Violations of the Berne Convention

Shortly after, the CCIA also noted that Bill C-18 violates the Berne Convention. They state the following:

Through a combination of a broad definition of the term “making available” and an exclusion of copyright limitations and exceptions, Bill C-18 ensures that the merest fragment of Canadian content carried by an intermediary (typically, as noted previously, at the news organization’s direction) suffices to justify imposing obligation pursuant to this measure.
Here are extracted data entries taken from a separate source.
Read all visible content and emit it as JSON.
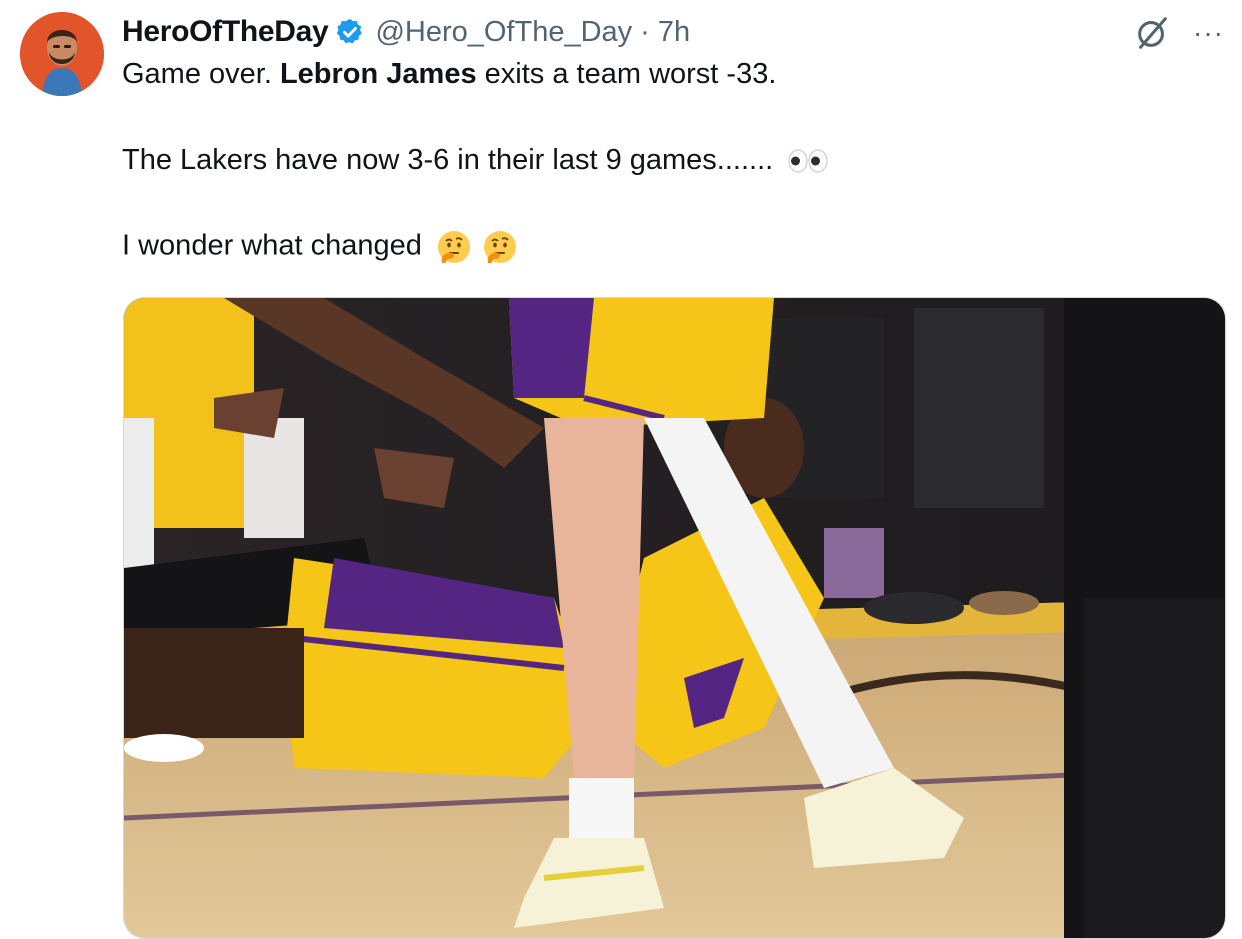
{
  "tweet": {
    "author": {
      "display_name": "HeroOfTheDay",
      "handle": "@Hero_OfThe_Day",
      "separator": "·",
      "time": "7h",
      "verified": true,
      "avatar_icon": "avatar-portrait"
    },
    "text": {
      "line1_pre": "Game over. ",
      "line1_bold": "Lebron James",
      "line1_post": " exits a team worst -33.",
      "line2": "The Lakers have now 3-6 in their last 9 games.......",
      "line2_emoji": "eyes",
      "line3": "I wonder what changed",
      "line3_emoji": [
        "thinking-face",
        "thinking-face"
      ]
    },
    "actions": {
      "grok_icon": "grok-icon",
      "more_icon": "more-icon",
      "more_glyph": "···"
    },
    "media": {
      "type": "photo",
      "description_icon": "basketball-court-photo"
    }
  },
  "colors": {
    "text": "#0f1419",
    "secondary": "#536471",
    "verified": "#1d9bf0",
    "lakers_gold": "#f5c518",
    "lakers_purple": "#552583"
  }
}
The definition of “making available” in Article 2 of Bill C-18 specifies that:

news content is made available if (a) the news content, or any portion of it, is reproduced; or (b) access to the news content, or any portion of it, is facilitated by any means, including an index, aggregation or ranking of news content.(emphasis added)

Additionally, an explicit exclusion of copyright exceptions and limitations closes off the right to quotation (Article 10(1) of the Berne Convention, to which Canada is a party) or to use minimal content that might be indexed or linked to.24 Article 24 of Bill C-18, Limitations and Exceptions, states: “For greater certainty, limitations and exceptions to copyright under the Copyright Act do not limit the scope of the bargaining process.”
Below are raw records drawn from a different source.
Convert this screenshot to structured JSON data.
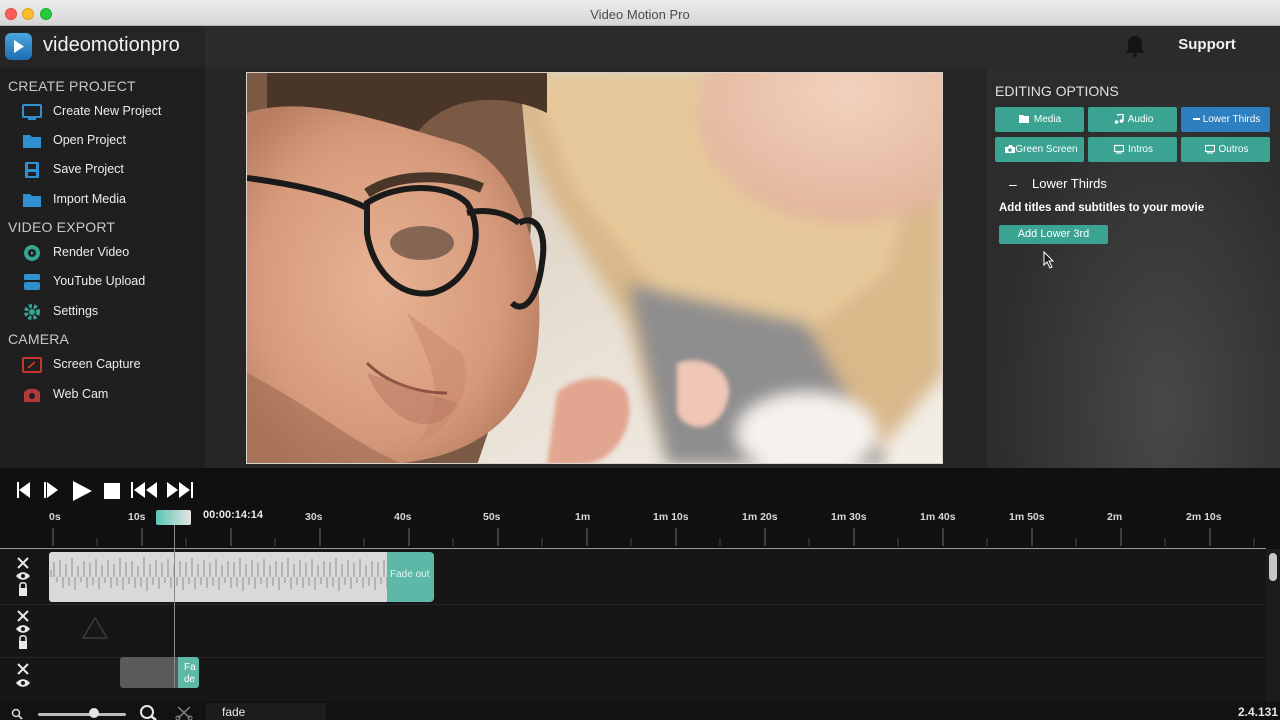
{
  "window": {
    "title": "Video Motion Pro"
  },
  "header": {
    "brand": "videomotionpro",
    "support_label": "Support"
  },
  "sidebar": {
    "sections": [
      {
        "title": "CREATE PROJECT"
      },
      {
        "title": "VIDEO EXPORT"
      },
      {
        "title": "CAMERA"
      }
    ],
    "items": [
      {
        "label": "Create New Project",
        "icon": "monitor-icon"
      },
      {
        "label": "Open Project",
        "icon": "folder-icon"
      },
      {
        "label": "Save Project",
        "icon": "save-icon"
      },
      {
        "label": "Import Media",
        "icon": "folder-import-icon"
      },
      {
        "label": "Render Video",
        "icon": "render-icon"
      },
      {
        "label": "YouTube Upload",
        "icon": "youtube-icon"
      },
      {
        "label": "Settings",
        "icon": "gear-icon"
      },
      {
        "label": "Screen Capture",
        "icon": "screen-capture-icon"
      },
      {
        "label": "Web Cam",
        "icon": "webcam-icon"
      }
    ]
  },
  "editing": {
    "title": "EDITING OPTIONS",
    "buttons": [
      {
        "label": "Media",
        "icon": "folder-icon"
      },
      {
        "label": "Audio",
        "icon": "music-note-icon"
      },
      {
        "label": "Lower Thirds",
        "icon": "lower-thirds-icon",
        "active": true
      },
      {
        "label": "Green Screen",
        "icon": "camera-icon"
      },
      {
        "label": "Intros",
        "icon": "screen-icon"
      },
      {
        "label": "Outros",
        "icon": "screen-icon"
      }
    ],
    "section_toggle": "–",
    "section_title": "Lower Thirds",
    "description": "Add titles and subtitles to your movie",
    "add_button": "Add Lower 3rd"
  },
  "timeline": {
    "ruler_labels": [
      "0s",
      "10s",
      "30s",
      "40s",
      "50s",
      "1m",
      "1m 10s",
      "1m 20s",
      "1m 30s",
      "1m 40s",
      "1m 50s",
      "2m",
      "2m 10s"
    ],
    "timecode": "00:00:14:14",
    "clips": [
      {
        "fade_label": "Fade out"
      },
      {
        "fade_label": "Fa de"
      }
    ]
  },
  "bottom": {
    "search_value": "fade",
    "version": "2.4.131"
  },
  "colors": {
    "accent": "#3aa392",
    "active": "#2e7fbf",
    "background": "#1e1e1e"
  }
}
A complete elimination of fair use/fair dealing, consistent with the three-step test memorialized in Berne, could open Canada up to potential litigation.25 Accordingly, Bill C-18 significantly broadens the basis for asserting a claim for compensation as compared to countries who have sought similarly extractive policies through expanded intellectual property rights (which generally cannot override treaty-based exceptions and limitations). Additionally, this scope significantly lowers the threshold for being able to set up a business designed to facilitate access to mandatory payments. If the analogous phenomenon of “clickbait” is any guide, it is doubtful that incentivizing broad compensation claims will do anything to promote quality journalism and may well have the opposite effect.
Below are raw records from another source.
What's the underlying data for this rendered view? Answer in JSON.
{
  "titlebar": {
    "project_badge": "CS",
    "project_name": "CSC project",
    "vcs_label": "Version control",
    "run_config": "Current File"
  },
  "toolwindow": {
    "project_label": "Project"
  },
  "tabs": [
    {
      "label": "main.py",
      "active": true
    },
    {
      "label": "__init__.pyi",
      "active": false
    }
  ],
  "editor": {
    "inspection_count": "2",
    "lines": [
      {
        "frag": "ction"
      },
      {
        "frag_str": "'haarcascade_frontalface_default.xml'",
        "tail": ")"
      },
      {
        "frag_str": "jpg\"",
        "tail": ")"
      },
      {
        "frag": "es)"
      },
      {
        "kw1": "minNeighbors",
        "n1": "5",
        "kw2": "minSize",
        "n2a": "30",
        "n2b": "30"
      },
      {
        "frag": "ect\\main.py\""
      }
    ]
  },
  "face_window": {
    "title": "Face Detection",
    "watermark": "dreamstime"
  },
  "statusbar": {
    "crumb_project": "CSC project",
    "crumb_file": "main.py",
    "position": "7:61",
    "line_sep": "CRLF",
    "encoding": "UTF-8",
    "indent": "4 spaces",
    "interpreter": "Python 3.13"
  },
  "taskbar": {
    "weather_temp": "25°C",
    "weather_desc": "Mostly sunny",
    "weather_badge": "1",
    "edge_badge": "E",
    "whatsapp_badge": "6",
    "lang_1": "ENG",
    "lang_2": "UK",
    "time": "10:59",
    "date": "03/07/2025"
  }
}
So, it’s not just one trade agreement that Bill C-18 violates, it’s two. Once again, the case is pretty darn compelling. The Berne Convention does require minimums for quotation and Bill C-18 clearly violates those norms and standards.

Conclusions

Looking through the paper in great detail, if there is a compelling counterargument to this, I’m not seeing it. It’s no wonder the columnist refused to address any of these points and, instead, chose to rewrite what was said as little more than a comparison to maple syrup. He didn’t have any real response to the overwhelming evidence that Bill C-18 is a violation of Canada’s international trade obligations and, more likely, there is no real response. Canada is in the wrong on Bill C-18 in this angle.

Seeing the CCIA raise the issue about how most international news sources would be unfairly discriminated against is an angle I hadn’t exactly considered yet. In my defence, there’s so many things wrong with Bill C-18, it’s difficult to identify every angle in which Bill C-18 is wrong morally, ethically, and legally among other things. Ultimately, it’s a really good point that I can’t really find any flaws in.

The case that Bill C-18 is a violation of Canada’s international trade obligations is overwhelming. What is particularly amusing is the fact that Bill C-18 supporters had a long time to respond. The white paper in question has been available since September of last year. The best supporters could come up with is calling it “entertaining” and pretending 99% of the text doesn’t exist. That may work with some of the readers mainstream media outlets intentionally scammed into believing, but shrugging off legal arguments is not likely going to fly with a reasonable judge – something this dispute is likely to head to.

Bill C-18 supporters are going to have to come up with a significantly better response then that columnist. After all, their response so far is comically inadequate.